It was an oil company road map that Rawlins had picked up at the cafe and he looked at it and he looked south toward the gap in the low hills. There were roads and rivers and towns on the American side of the map as far south as the Rio Grande and beyond that all was white. (McCarthy, 1992, p. 10)
La carte des deux adolescents est en effet blanche derrière la frontière, du côté du Mexique. Les deux jeunes gens rêvent d’inscrire leur histoire sur ce Sud fantasmé. Pourtant, ce trou, cette béance n’apparaît pas tant comme la promesse de l’aventure que précisément comme sa négation et son impossibilité. En effet, les deux adolescents vont se faire embaucher au Mexique comme cowboys, puis, soupçonnés de vol de chevaux, ils vont subir l’expérience douloureuse de la prison mexicaine. De retour aux États-Unis, ils semblent ne rien avoir appris. Ainsi, John Grady donne l’impression de s’être dépouillé de son identité américaine : « Where is your country? He said. I dont know, said John Grady. I dont know where it is. I dont know what happens to country. Rawlins didnt answer. [sic]» (McCarthy,1992, p. 68). Le contenu de l’apprentissage est clairement considéré ici sous l’angle de la négativité.

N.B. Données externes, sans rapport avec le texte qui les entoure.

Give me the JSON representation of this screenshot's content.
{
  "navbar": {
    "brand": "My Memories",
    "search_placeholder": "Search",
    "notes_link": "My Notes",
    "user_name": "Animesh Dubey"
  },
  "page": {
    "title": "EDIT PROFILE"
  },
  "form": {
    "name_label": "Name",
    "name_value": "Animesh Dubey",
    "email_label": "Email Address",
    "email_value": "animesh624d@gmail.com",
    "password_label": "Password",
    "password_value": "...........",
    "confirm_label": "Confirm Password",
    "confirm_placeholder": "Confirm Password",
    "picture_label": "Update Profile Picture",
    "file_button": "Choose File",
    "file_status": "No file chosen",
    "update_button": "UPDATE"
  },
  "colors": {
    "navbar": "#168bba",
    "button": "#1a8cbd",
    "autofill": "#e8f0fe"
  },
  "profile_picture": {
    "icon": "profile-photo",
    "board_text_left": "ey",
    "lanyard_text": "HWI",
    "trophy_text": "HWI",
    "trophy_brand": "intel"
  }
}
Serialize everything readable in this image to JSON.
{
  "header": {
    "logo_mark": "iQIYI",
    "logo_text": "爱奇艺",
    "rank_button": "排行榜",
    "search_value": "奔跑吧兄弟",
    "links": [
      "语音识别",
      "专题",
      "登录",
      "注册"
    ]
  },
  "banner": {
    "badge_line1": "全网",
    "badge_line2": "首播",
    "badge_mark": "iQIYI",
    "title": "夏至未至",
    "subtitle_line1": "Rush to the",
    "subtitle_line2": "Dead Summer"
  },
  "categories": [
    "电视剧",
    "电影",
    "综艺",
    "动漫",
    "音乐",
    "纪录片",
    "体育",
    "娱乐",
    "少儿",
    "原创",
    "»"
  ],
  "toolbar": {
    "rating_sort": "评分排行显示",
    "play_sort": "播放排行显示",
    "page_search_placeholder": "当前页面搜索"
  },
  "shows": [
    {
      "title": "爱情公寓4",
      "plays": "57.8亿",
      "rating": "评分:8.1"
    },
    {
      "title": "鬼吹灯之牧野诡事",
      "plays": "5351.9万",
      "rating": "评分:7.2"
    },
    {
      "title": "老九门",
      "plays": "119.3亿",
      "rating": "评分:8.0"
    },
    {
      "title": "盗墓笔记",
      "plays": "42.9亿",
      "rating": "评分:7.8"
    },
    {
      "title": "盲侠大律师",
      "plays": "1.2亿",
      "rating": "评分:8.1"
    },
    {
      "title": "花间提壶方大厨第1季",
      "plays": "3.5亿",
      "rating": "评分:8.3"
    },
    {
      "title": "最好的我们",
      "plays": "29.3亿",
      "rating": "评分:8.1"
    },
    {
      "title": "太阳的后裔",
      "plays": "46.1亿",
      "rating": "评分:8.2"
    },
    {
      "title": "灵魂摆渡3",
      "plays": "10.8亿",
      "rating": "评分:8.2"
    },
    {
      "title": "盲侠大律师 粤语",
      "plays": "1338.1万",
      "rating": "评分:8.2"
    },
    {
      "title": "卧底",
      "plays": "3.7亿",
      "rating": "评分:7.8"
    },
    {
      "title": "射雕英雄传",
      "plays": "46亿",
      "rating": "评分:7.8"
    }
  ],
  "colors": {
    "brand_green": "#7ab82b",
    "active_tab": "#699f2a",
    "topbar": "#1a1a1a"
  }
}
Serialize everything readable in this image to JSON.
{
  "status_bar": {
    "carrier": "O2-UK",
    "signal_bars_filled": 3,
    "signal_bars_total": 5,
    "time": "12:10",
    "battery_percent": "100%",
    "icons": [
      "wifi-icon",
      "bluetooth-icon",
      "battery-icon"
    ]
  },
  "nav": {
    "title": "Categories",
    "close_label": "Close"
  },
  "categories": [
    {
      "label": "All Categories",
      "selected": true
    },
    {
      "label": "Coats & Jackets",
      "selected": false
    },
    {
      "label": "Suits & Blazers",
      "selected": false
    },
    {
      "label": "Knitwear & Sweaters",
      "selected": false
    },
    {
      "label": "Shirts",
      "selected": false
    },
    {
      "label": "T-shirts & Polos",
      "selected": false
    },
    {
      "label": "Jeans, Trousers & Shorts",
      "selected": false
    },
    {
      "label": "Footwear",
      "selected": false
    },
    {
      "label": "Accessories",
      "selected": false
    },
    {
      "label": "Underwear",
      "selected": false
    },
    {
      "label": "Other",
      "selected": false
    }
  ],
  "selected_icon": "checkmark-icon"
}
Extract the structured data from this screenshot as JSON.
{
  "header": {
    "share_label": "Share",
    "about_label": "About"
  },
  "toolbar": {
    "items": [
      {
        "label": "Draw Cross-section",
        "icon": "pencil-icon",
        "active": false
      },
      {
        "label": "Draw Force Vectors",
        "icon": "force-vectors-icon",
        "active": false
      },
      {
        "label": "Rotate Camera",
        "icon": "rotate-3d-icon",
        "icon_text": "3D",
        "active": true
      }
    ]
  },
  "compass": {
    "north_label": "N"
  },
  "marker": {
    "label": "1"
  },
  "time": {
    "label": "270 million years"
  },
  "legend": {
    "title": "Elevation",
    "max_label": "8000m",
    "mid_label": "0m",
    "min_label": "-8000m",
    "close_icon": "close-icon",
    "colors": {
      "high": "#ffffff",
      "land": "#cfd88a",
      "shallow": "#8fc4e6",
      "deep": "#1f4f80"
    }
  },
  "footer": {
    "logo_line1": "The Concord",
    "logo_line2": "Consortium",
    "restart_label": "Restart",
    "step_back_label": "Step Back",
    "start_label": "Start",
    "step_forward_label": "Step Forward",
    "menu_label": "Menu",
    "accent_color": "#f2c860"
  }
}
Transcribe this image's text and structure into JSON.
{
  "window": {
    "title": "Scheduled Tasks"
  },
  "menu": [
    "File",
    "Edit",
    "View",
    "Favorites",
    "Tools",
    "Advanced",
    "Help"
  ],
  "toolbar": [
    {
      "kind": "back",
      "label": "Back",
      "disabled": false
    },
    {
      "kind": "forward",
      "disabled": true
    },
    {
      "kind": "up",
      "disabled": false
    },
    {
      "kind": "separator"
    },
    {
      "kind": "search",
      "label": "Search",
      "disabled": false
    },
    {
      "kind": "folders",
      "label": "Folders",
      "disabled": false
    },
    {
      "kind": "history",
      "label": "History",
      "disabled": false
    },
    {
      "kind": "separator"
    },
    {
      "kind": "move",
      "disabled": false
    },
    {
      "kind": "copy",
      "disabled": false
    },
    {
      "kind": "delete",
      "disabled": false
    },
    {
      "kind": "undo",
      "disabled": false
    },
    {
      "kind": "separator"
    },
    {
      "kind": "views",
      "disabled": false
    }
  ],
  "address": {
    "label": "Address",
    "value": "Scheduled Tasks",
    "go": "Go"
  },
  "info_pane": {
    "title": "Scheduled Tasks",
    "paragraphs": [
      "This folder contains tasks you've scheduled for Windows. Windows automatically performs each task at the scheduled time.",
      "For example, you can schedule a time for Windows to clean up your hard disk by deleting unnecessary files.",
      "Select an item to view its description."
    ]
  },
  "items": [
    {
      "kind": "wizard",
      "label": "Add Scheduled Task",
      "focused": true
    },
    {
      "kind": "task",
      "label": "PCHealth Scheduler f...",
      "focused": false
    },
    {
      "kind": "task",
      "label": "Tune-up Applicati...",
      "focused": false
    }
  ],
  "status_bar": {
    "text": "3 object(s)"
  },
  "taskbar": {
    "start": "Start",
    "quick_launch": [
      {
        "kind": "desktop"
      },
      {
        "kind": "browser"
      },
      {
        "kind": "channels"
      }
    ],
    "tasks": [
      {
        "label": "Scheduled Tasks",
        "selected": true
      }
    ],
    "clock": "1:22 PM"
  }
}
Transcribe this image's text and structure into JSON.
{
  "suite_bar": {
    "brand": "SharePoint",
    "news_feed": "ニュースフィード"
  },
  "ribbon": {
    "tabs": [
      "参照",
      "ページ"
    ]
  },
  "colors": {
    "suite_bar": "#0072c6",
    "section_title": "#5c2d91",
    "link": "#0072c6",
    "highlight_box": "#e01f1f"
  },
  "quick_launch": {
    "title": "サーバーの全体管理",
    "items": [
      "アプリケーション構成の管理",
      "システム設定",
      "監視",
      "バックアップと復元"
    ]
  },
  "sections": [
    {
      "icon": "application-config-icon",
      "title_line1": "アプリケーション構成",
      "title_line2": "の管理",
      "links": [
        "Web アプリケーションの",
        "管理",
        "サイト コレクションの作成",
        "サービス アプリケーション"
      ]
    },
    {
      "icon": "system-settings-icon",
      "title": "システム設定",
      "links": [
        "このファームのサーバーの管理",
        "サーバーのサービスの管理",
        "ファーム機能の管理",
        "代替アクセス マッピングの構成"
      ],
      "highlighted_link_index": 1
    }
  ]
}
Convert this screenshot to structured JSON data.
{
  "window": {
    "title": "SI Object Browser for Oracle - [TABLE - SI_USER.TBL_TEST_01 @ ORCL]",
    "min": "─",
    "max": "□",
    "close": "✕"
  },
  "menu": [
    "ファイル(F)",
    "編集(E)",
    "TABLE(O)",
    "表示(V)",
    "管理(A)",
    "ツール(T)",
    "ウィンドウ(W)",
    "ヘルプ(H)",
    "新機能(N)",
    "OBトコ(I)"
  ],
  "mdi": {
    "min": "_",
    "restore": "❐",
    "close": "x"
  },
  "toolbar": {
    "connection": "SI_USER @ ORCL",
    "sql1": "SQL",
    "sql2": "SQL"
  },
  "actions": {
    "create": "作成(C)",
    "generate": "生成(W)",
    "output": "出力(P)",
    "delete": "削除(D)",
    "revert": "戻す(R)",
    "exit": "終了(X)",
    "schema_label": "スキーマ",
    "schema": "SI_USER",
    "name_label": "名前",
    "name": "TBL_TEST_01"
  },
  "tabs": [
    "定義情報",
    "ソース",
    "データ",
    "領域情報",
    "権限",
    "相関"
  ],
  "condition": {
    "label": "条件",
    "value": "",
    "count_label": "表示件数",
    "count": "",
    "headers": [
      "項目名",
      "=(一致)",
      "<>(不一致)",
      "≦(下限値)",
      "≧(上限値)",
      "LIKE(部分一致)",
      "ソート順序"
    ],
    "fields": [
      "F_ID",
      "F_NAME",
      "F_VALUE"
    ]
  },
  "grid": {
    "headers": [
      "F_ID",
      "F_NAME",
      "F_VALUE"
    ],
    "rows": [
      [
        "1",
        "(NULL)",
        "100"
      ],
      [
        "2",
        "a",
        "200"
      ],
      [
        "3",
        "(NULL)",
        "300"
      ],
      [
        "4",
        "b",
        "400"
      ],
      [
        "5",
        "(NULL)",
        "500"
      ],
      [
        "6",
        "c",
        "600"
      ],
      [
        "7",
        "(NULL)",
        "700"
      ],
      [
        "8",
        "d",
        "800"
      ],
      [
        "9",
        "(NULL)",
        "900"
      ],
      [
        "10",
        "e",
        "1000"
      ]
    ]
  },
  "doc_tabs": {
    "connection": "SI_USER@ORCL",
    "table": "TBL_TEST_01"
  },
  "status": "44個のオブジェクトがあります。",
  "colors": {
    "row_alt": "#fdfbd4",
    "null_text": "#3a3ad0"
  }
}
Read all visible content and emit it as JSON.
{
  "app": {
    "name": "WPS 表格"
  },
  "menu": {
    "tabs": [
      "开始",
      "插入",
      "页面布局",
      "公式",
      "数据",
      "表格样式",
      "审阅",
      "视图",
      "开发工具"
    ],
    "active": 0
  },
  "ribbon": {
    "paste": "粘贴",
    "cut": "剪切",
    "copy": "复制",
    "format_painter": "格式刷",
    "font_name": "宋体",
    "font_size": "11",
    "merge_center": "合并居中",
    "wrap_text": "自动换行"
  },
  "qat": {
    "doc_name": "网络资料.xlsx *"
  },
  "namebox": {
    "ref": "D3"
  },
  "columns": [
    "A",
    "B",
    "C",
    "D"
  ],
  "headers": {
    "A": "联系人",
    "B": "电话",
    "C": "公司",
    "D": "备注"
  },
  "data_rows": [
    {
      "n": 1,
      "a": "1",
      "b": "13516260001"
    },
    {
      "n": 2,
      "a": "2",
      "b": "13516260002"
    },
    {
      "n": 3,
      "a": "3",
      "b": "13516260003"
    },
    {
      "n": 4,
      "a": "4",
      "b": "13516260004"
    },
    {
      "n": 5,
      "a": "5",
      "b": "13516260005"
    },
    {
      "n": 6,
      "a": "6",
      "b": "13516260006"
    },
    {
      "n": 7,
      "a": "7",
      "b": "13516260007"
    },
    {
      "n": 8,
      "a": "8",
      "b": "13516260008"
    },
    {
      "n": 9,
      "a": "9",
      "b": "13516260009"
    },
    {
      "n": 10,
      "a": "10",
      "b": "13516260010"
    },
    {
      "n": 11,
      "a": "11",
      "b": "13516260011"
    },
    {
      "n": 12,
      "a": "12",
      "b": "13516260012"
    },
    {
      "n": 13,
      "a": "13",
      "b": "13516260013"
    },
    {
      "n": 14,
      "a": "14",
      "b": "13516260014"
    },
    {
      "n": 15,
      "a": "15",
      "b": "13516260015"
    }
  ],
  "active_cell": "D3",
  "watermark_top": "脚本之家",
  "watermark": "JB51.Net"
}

Pourtant, nous pouvons considérer que nous sommes bien dans la perspective d’un roman de formation. La frontière serait le lieu temporalisé d’un rite initiatique, le prélude et la possibilité de l’accomplissement d’un individu. Il faut cependant définir quelle est la nature de ce rite pour le personnage de John Grady. Dans un ouvrage désormais classique, Arnold Van Gennep a rassemblé dans la même catégorie l’ensemble des rites concernant les différents champs de l’existence humaine, intimes et collectifs : les « rites de passage ». En effet, selon Gennep, tout rite de passage s’inscrit dans la dynamique d’un changement de lieu, de statut social et d'âge, dans une chronologie qui est celle de l’initiation : il est toujours composé de trois temps, « préliminaire », « liminaire » (ce qui nous intéresse ici, à savoir le seuil), enfin « postliminaire ». Du point de vue de l’initié, nous le comprendrons sous les termes de séparation (de l’état antérieur), marge (l’entre deux), enfin agrégation (à un état nouveau). Arnold Van Gennep propose cette métaphore frappante pour faire comprendre la nature du rite initiatique, ses implications à la fois individuelles et sociales : « chaque société générale peut être considérée comme une sorte de maison divisée en chambres et couloirs » (Van Gennep, 1909, p. 41). Et de fait, dès les premières pages de All The Pretty Horses, John Grady est décrit comme l’homme du seuil, qui ne cesse en effet de faire des entrées et des sorties de la maison familiale, comme si sa place en ce monde n’était pas fixée, « like a man come to the end of something » (McCarthy, 1992, p.4). Le seuil est bien la marque de l’ambiguïté, dont on ne sait s’il sera la possibilité d’une initiation ou la promesse du néant et de la disparition. Le destin romanesque de ce jeune homme de seize ans semble déjà scellé, avant même que son aventure n’ait débuté : quelle est donc la validité de son initiation et de son expérience du seuil et de la marge ? Comment est-il guidé à travers cet espace étranger ?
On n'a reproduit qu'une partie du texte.